Démétrios, sentant trembler Fiora, mit un bras autour d’elle et à nouveau, plaqua sa main sur sa bouche par crainte d’une manifestation involontaire.
– Je t’ai dit, souffla-t-il, que ceci était une descente aux Enfers... Courage !
Cependant, dans la lumière des brasiers, la femme se dévêtait entièrement et, nue, allait s’étendre sur l’autel. En dépit de son masque, Fiora, horrifiée, avait déjà reconnu Hieronyma. Le calice, un instant ôté, fut posé sur son ventre blanc. En dépit du fait qu’elle n’avait plus vingt ans, elle avait un corps plantureux mais ferme qui devait attirer le désir de bien des hommes et expliquait l’emprise qu’elle avait fait peser sur Marino Betti.
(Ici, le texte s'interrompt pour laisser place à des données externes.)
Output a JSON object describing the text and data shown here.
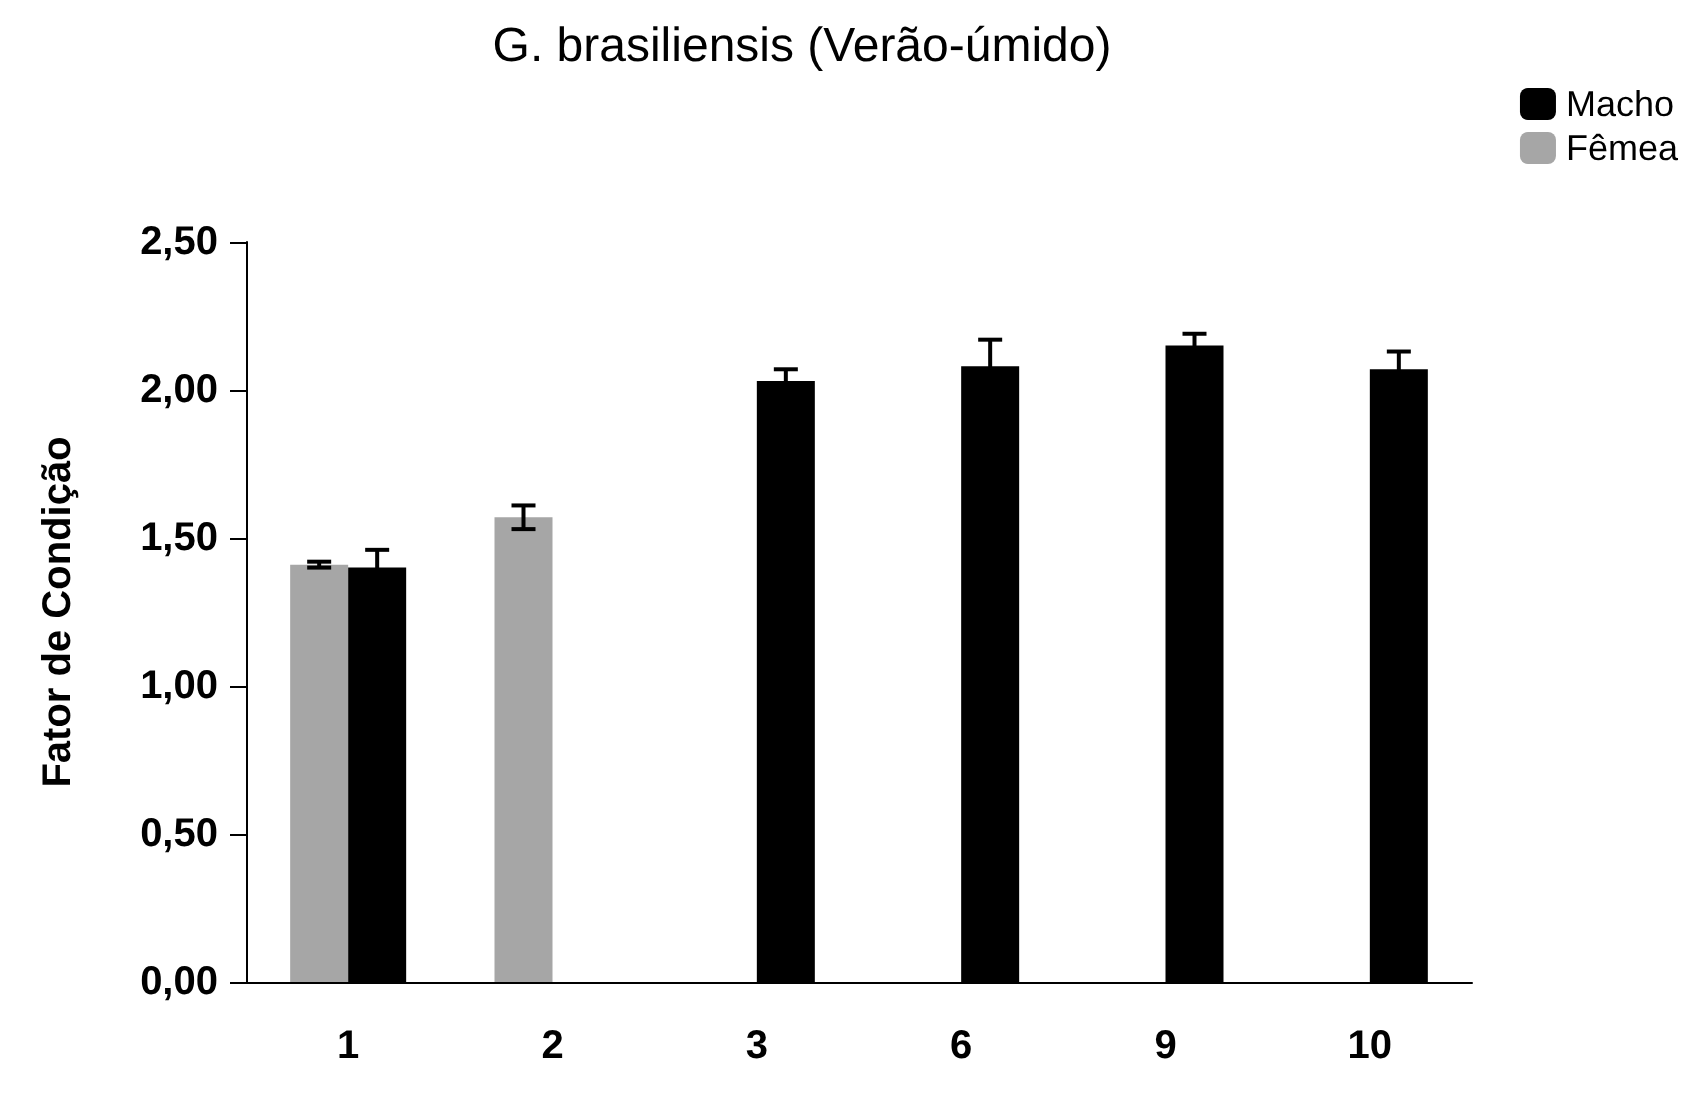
{
  "chart_data": {
    "type": "bar",
    "title": "G. brasiliensis (Verão-úmido)",
    "ylabel": "Fator de Condição",
    "categories": [
      "1",
      "2",
      "3",
      "6",
      "9",
      "10"
    ],
    "series": [
      {
        "name": "Fêmea",
        "color": "#a6a6a6",
        "values": [
          1.41,
          1.57,
          null,
          null,
          null,
          null
        ],
        "errors": [
          0.01,
          0.04,
          null,
          null,
          null,
          null
        ]
      },
      {
        "name": "Macho",
        "color": "#000000",
        "values": [
          1.4,
          null,
          2.03,
          2.08,
          2.15,
          2.07
        ],
        "errors": [
          0.06,
          null,
          0.04,
          0.09,
          0.04,
          0.06
        ]
      }
    ],
    "ylim": [
      0,
      2.5
    ],
    "yticks": [
      {
        "value": 0,
        "label": "0,00"
      },
      {
        "value": 0.5,
        "label": "0,50"
      },
      {
        "value": 1,
        "label": "1,00"
      },
      {
        "value": 1.5,
        "label": "1,50"
      },
      {
        "value": 2,
        "label": "2,00"
      },
      {
        "value": 2.5,
        "label": "2,50"
      }
    ],
    "grid": false,
    "legend": "top right"
  }
}
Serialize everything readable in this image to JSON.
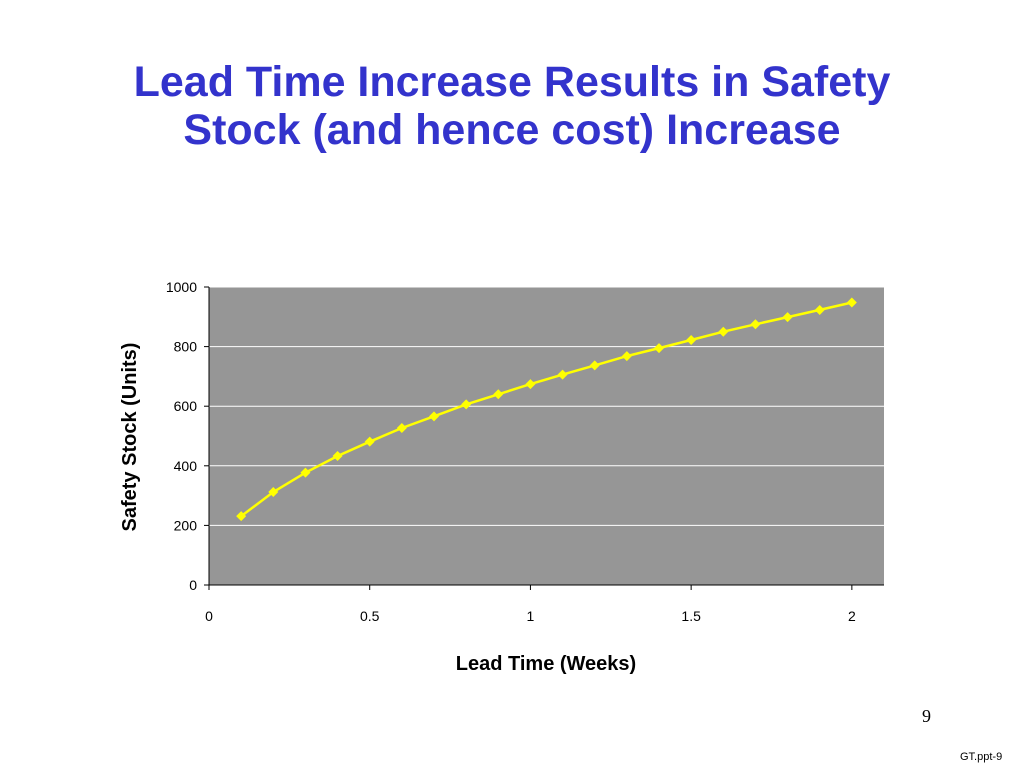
{
  "slide": {
    "title_line1": "Lead Time Increase Results in Safety",
    "title_line2": "Stock (and hence cost) Increase",
    "page_number": "9",
    "footer_ref": "GT.ppt-9"
  },
  "colors": {
    "title": "#3333cc",
    "plot_area": "#969696",
    "series_line": "#ffff00",
    "gridline": "#ffffff"
  },
  "chart_data": {
    "type": "line",
    "xlabel": "Lead Time (Weeks)",
    "ylabel": "Safety Stock (Units)",
    "xlim": [
      0,
      2.1
    ],
    "ylim": [
      0,
      1000
    ],
    "xticks": [
      0,
      0.5,
      1,
      1.5,
      2
    ],
    "yticks": [
      0,
      200,
      400,
      600,
      800,
      1000
    ],
    "xtick_labels": [
      "0",
      "0.5",
      "1",
      "1.5",
      "2"
    ],
    "ytick_labels": [
      "0",
      "200",
      "400",
      "600",
      "800",
      "1000"
    ],
    "grid": "horizontal",
    "legend": "none",
    "marker": "diamond",
    "series": [
      {
        "x": [
          0.1,
          0.2,
          0.3,
          0.4,
          0.5,
          0.6,
          0.7,
          0.8,
          0.9,
          1.0,
          1.1,
          1.2,
          1.3,
          1.4,
          1.5,
          1.6,
          1.7,
          1.8,
          1.9,
          2.0
        ],
        "y": [
          231,
          312,
          377,
          433,
          481,
          527,
          566,
          606,
          640,
          674,
          706,
          737,
          768,
          795,
          822,
          850,
          875,
          899,
          923,
          948
        ]
      }
    ]
  }
}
La messe, si l’on pouvait appeler ainsi cette suite d’imprécations et de sacrilèges, commença. Fiora, les oreilles bourdonnantes, n’en entendit pas grand-chose. Elle était hypnotisée par cette femme nue dont les longs cheveux artificiellement blondis, traînaient jusqu’à terre.
Soudain, il se passa une chose si odieuse que Fiora, sous la main de Démétrios, se mordit les lèvres au point de se faire saigner. Des premiers rangs de l’assemblée, une femme venait de sortir avec au fond des yeux, une extase imbécile. Elle portait, sur ses mains étendues, un enfant nouveau-né qu’elle tendit à l’officiant. Celui-ci le prit, le posa sur le corps de Hieronyma et d’un rapide coup de couteau lui ouvrit la gorge. Il n’y eut qu’un tout petit cri mais une sorte de frisson courut sur tous ces gens. Fiora crut que c’était d’horreur mais ne vit, sur tous les visages qu’une joie stupide, une cruauté bestiale, un plaisir trouble. Le sang apportait à cette monstruosité l’élément qui lui manquait.
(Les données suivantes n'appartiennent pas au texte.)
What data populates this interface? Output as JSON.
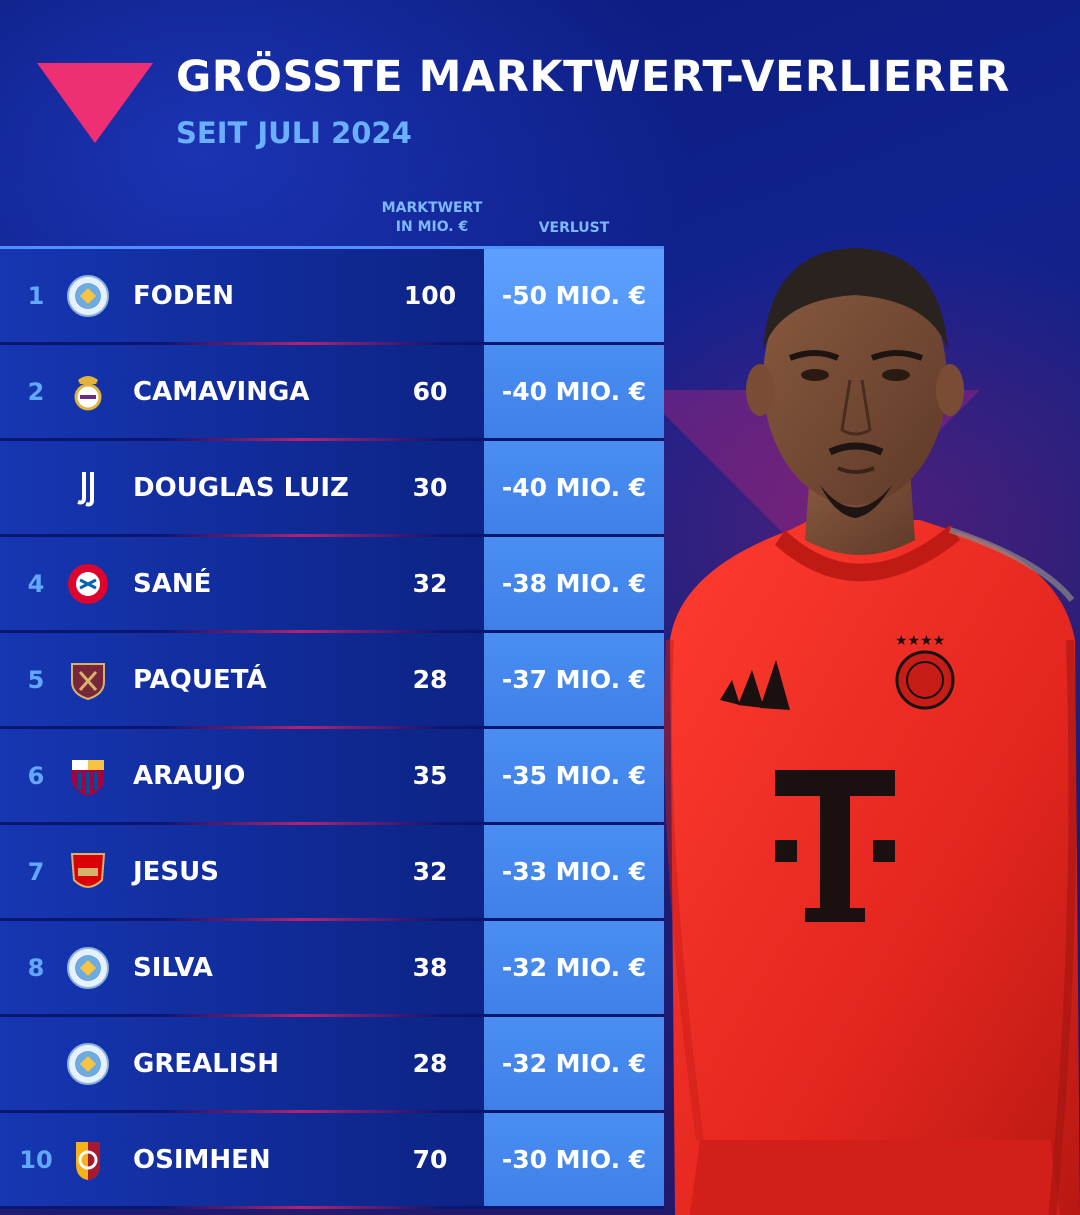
{
  "title": "GRÖSSTE MARKTWERT-VERLIERER",
  "subtitle": "SEIT JULI 2024",
  "columns": {
    "marktwert_line1": "MARKTWERT",
    "marktwert_line2": "IN MIO. €",
    "verlust": "VERLUST"
  },
  "colors": {
    "background": "#0b1f86",
    "accent_pink": "#ef2f74",
    "loss_cell": "#4a8ef2",
    "rank_text": "#62a8ff"
  },
  "chart_data": {
    "type": "table",
    "title": "GRÖSSTE MARKTWERT-VERLIERER",
    "subtitle": "SEIT JULI 2024",
    "headers": [
      "MARKTWERT IN MIO. €",
      "VERLUST"
    ],
    "rows": [
      {
        "rank": "1",
        "club_icon": "manchester-city-crest-icon",
        "player": "FODEN",
        "marktwert": 100,
        "verlust_label": "-50 MIO. €",
        "verlust": -50
      },
      {
        "rank": "2",
        "club_icon": "real-madrid-crest-icon",
        "player": "CAMAVINGA",
        "marktwert": 60,
        "verlust_label": "-40 MIO. €",
        "verlust": -40
      },
      {
        "rank": "",
        "club_icon": "juventus-crest-icon",
        "player": "DOUGLAS LUIZ",
        "marktwert": 30,
        "verlust_label": "-40 MIO. €",
        "verlust": -40
      },
      {
        "rank": "4",
        "club_icon": "bayern-munich-crest-icon",
        "player": "SANÉ",
        "marktwert": 32,
        "verlust_label": "-38 MIO. €",
        "verlust": -38
      },
      {
        "rank": "5",
        "club_icon": "west-ham-crest-icon",
        "player": "PAQUETÁ",
        "marktwert": 28,
        "verlust_label": "-37 MIO. €",
        "verlust": -37
      },
      {
        "rank": "6",
        "club_icon": "barcelona-crest-icon",
        "player": "ARAUJO",
        "marktwert": 35,
        "verlust_label": "-35 MIO. €",
        "verlust": -35
      },
      {
        "rank": "7",
        "club_icon": "arsenal-crest-icon",
        "player": "JESUS",
        "marktwert": 32,
        "verlust_label": "-33 MIO. €",
        "verlust": -33
      },
      {
        "rank": "8",
        "club_icon": "manchester-city-crest-icon",
        "player": "SILVA",
        "marktwert": 38,
        "verlust_label": "-32 MIO. €",
        "verlust": -32
      },
      {
        "rank": "",
        "club_icon": "manchester-city-crest-icon",
        "player": "GREALISH",
        "marktwert": 28,
        "verlust_label": "-32 MIO. €",
        "verlust": -32
      },
      {
        "rank": "10",
        "club_icon": "galatasaray-crest-icon",
        "player": "OSIMHEN",
        "marktwert": 70,
        "verlust_label": "-30 MIO. €",
        "verlust": -30
      }
    ]
  }
}
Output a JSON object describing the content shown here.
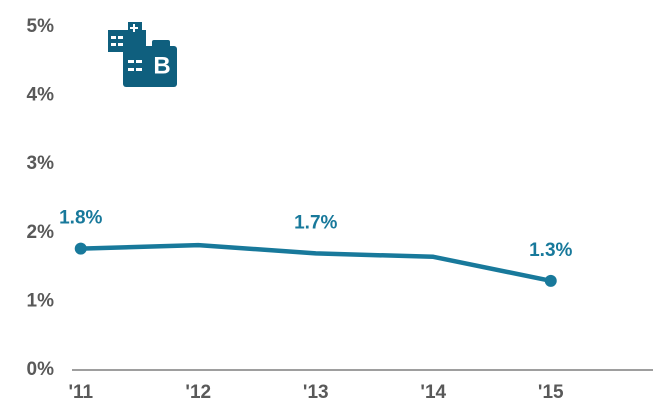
{
  "chart_data": {
    "type": "line",
    "categories": [
      "'11",
      "'12",
      "'13",
      "'14",
      "'15"
    ],
    "series": [
      {
        "name": null,
        "color": "#18799b",
        "values": [
          1.77,
          1.82,
          1.7,
          1.65,
          1.3
        ],
        "value_labels": [
          "1.8%",
          null,
          "1.7%",
          null,
          "1.3%"
        ]
      }
    ],
    "ylim": [
      0,
      5
    ],
    "yticks": [
      {
        "value": 0,
        "label": "0%"
      },
      {
        "value": 1,
        "label": "1%"
      },
      {
        "value": 2,
        "label": "2%"
      },
      {
        "value": 3,
        "label": "3%"
      },
      {
        "value": 4,
        "label": "4%"
      },
      {
        "value": 5,
        "label": "5%"
      }
    ],
    "grid": false
  }
}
Le prêtre l’avait recueilli dans le calice. Il y trempa ses lèvres, en marqua les seins de Hieronyma puis le passa à l’une de ses acolytes pour qu’elle fît circuler le vase au premier rang. En même temps, l’autre fille apportait une jarre pleine d’un vin dans lequel on avait mélangé une décoction qui en décuplait l’action. Tous burent et mangèrent des galettes que l’on distribua aussitôt. Puis se mirent à danser au son de la flûte dans laquelle soufflait le grand Noir. Ils dansaient en se tenant dos à dos, les mains unies et la tête tournée de façon à joindre leurs joues.
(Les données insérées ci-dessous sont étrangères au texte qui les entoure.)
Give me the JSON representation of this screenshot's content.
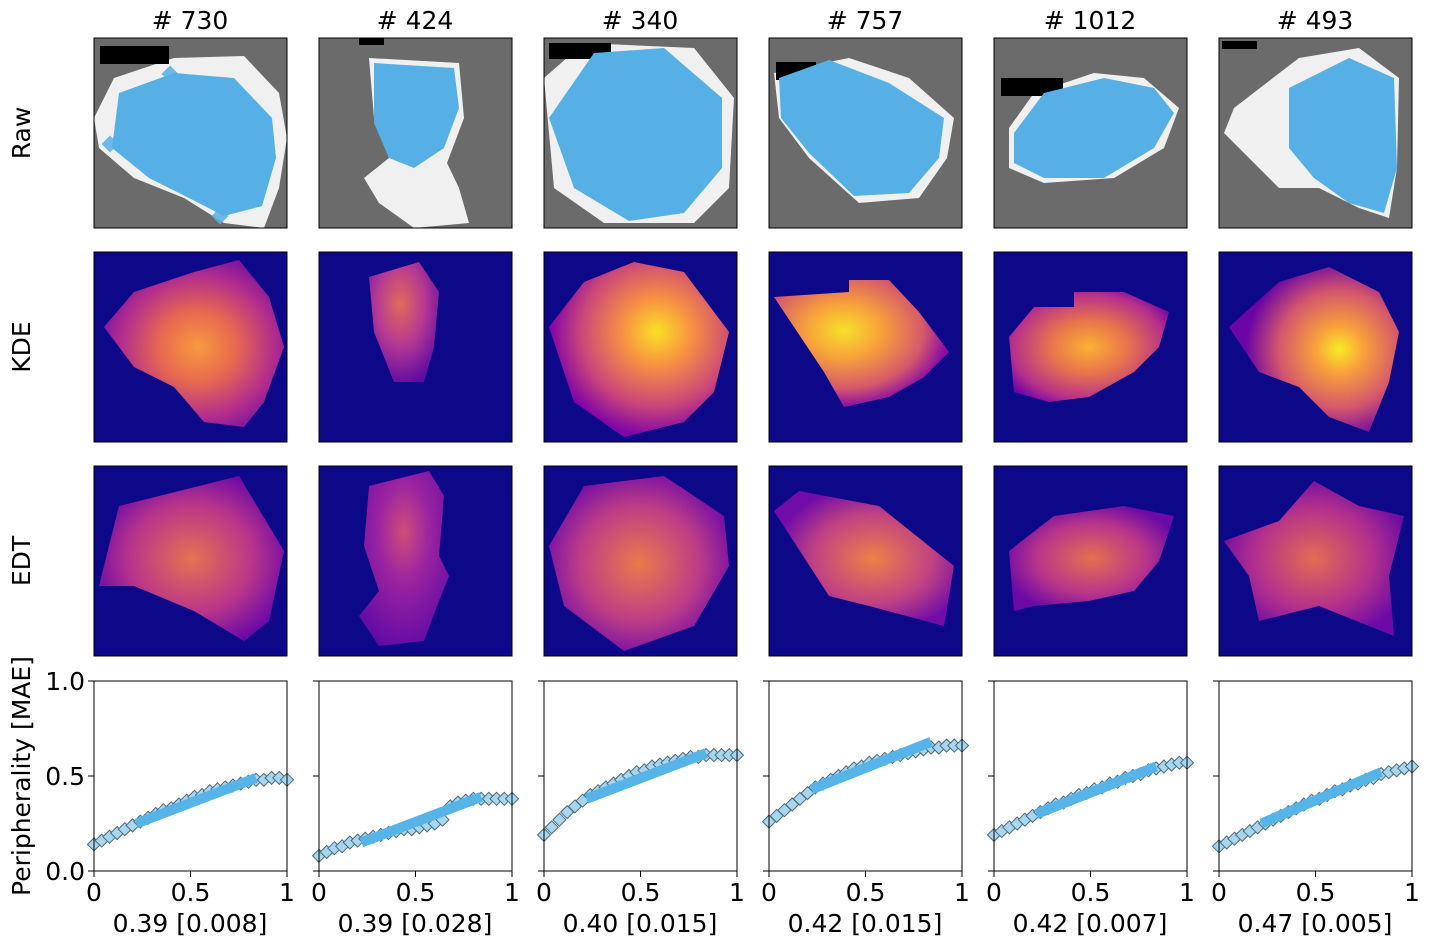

L’office sacrilège s’achevait. L’officiant, se débarrassant de sa chasuble sous laquelle il était nu, se coucha sur Hieronyma. Ce fut le signal d’une invraisemblable scène de débauche dans la lumière rouge des brasiers qui faiblissaient. Les couples roulèrent un peu partout, au hasard, sans distinction d’âge ou de rang social, le vieil homme avec la jeune fille, la grande dame avec le valet de ferme. Fiora qui se sentait devenir folle ferma les yeux. Démétrios, alors la lâcha :
– Ne bouge surtout pas ! souffla-t-il. Je te laisse avec Esteban. Je reviendrai vous chercher...
– Où vas-tu ?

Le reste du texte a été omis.